La décroissance économique  

La décroissance économique comme solution pour lutter contre les changements climatiques n’est pas très populaire chez les partis.   

Le Bloc est catégorique: non, la décroissance n’a pas raison d’être, nous a-t-on répondu. «Nous croyons foncièrement qu’il y a moyen de concilier environnement et économie.»   

Photo Fotolia

Même chose chez les conservateurs, qui misent sur la croissance et souhaitent protéger l’environnement «sans toutefois sacrifier les emplois».  

Le PLC aussi prévoit d’importants investissements dans l’économie en pleine sortie de crise sanitaire. «La croissance de l’emploi passe par la croissance écologique», a commenté le parti.

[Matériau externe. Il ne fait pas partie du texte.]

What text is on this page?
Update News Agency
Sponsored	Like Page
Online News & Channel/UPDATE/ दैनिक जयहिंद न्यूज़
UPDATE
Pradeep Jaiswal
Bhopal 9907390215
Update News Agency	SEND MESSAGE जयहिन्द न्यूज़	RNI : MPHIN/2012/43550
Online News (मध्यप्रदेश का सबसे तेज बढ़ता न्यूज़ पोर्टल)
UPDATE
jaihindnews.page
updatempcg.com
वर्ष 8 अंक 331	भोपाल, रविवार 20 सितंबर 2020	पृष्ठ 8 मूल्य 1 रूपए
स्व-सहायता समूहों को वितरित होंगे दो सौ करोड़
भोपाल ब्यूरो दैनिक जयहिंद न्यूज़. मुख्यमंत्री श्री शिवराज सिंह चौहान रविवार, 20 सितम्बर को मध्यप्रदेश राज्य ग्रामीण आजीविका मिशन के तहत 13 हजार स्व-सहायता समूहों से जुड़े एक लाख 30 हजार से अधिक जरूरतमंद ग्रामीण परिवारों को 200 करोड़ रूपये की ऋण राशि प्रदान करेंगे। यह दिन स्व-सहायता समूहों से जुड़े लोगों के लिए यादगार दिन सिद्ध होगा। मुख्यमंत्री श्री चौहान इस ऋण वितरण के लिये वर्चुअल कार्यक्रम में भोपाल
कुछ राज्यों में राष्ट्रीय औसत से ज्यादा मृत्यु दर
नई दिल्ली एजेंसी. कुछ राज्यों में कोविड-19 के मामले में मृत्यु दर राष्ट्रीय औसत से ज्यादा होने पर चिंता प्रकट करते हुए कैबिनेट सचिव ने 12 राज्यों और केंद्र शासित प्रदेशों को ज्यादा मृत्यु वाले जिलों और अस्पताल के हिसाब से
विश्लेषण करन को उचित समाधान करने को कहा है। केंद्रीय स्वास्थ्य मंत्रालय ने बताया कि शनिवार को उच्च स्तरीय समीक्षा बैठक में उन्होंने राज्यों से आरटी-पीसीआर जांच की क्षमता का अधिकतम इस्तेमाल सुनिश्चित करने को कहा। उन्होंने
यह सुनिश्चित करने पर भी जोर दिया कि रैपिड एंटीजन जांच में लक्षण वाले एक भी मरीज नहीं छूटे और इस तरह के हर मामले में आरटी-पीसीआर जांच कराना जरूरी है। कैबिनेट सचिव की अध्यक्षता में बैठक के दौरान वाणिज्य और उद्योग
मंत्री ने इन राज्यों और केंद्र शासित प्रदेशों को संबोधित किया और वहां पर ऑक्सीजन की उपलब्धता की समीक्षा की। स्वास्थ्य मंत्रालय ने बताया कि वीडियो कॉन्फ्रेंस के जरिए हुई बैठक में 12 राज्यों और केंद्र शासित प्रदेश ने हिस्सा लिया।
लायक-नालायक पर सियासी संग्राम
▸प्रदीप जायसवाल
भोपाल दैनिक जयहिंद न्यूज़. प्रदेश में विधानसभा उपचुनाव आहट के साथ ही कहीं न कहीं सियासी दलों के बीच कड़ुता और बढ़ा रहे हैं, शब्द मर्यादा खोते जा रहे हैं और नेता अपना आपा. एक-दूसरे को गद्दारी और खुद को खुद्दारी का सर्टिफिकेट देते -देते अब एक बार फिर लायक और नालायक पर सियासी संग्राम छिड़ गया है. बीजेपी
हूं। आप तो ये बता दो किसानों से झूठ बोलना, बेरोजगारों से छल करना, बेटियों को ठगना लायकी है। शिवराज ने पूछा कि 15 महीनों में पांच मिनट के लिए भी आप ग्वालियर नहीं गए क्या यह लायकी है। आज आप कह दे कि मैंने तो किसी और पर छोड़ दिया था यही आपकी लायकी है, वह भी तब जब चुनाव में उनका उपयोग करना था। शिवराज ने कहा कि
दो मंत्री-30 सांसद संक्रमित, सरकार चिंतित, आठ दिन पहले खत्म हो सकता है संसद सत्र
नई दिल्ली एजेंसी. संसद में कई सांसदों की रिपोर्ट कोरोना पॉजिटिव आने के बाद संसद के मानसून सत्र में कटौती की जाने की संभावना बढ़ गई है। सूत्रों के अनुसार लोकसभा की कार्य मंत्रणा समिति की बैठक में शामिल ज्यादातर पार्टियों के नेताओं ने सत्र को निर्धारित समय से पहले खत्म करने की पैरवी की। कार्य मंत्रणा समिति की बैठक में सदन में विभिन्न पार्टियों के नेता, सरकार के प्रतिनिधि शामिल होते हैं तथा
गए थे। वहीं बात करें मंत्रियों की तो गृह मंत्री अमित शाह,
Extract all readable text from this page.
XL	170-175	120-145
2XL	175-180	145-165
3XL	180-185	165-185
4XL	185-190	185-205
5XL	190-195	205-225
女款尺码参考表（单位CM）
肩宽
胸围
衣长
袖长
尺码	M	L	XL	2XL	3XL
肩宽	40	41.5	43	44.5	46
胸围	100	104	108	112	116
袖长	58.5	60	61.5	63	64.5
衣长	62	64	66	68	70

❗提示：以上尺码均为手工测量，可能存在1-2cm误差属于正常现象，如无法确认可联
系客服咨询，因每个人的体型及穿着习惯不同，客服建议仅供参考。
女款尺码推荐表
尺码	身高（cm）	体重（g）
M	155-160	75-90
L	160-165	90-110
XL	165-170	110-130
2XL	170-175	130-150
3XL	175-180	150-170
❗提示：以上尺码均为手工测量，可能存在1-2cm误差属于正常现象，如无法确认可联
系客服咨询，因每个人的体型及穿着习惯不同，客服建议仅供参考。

Seul le NPD ne semble pas fermé à cette idée radicale. «Il y a des ajustements à faire à notre économie, parce que, clairement, présentement, elle ne fonctionne pas [...] pour l’environnement», nous a-t-on indiqué.  

Un État laïque, séparé de la religion  

La controversée loi 21, qui interdit le port de signes religieux à plusieurs employés de l’État, a beau faire jaser, le principe même de laïcité de l’État (c’est-à-dire sa séparation de l’Église) est plutôt unanime. 

Manifestation contre la loi 21 en avril dernier

Photo Agence QMI, Joël Lemay

Manifestation contre la loi 21 en avril dernier

Le Bloc appuie carrément la loi 21. Le NPD et le Parti libéral ont maintes fois fait part de leurs intentions d’appuyer une contestation, sans s’opposer à la laïcité de l’État en tant que telle. 

Quant à Erin O’Toole, il a plusieurs fois répété qu’il n’approuvait pas l’idée de la Loi québécoise sur la laïcité de l'État, mais qu’il ne la contesterait pas. Appelé par le 24 heures à commenter le principe même de laïcité, le PCC a contourné la question.  

Urgence climatique  

L’idée d’«urgence» climatique ne fait pas l’unanimité, même si tous les partis interrogés reconnaissent la nécessité d’agir pour le climat.  

Photo d'archives, Didier Debusschère

Le Bloc et les libéraux utilisent ce terme sans hésiter.   

«Le dernier rapport du GIEC est dévastateur et des mesures concrètes doivent être mises en place sans plus tarder pour lutter contre la crise», soutient de son côté le NPD.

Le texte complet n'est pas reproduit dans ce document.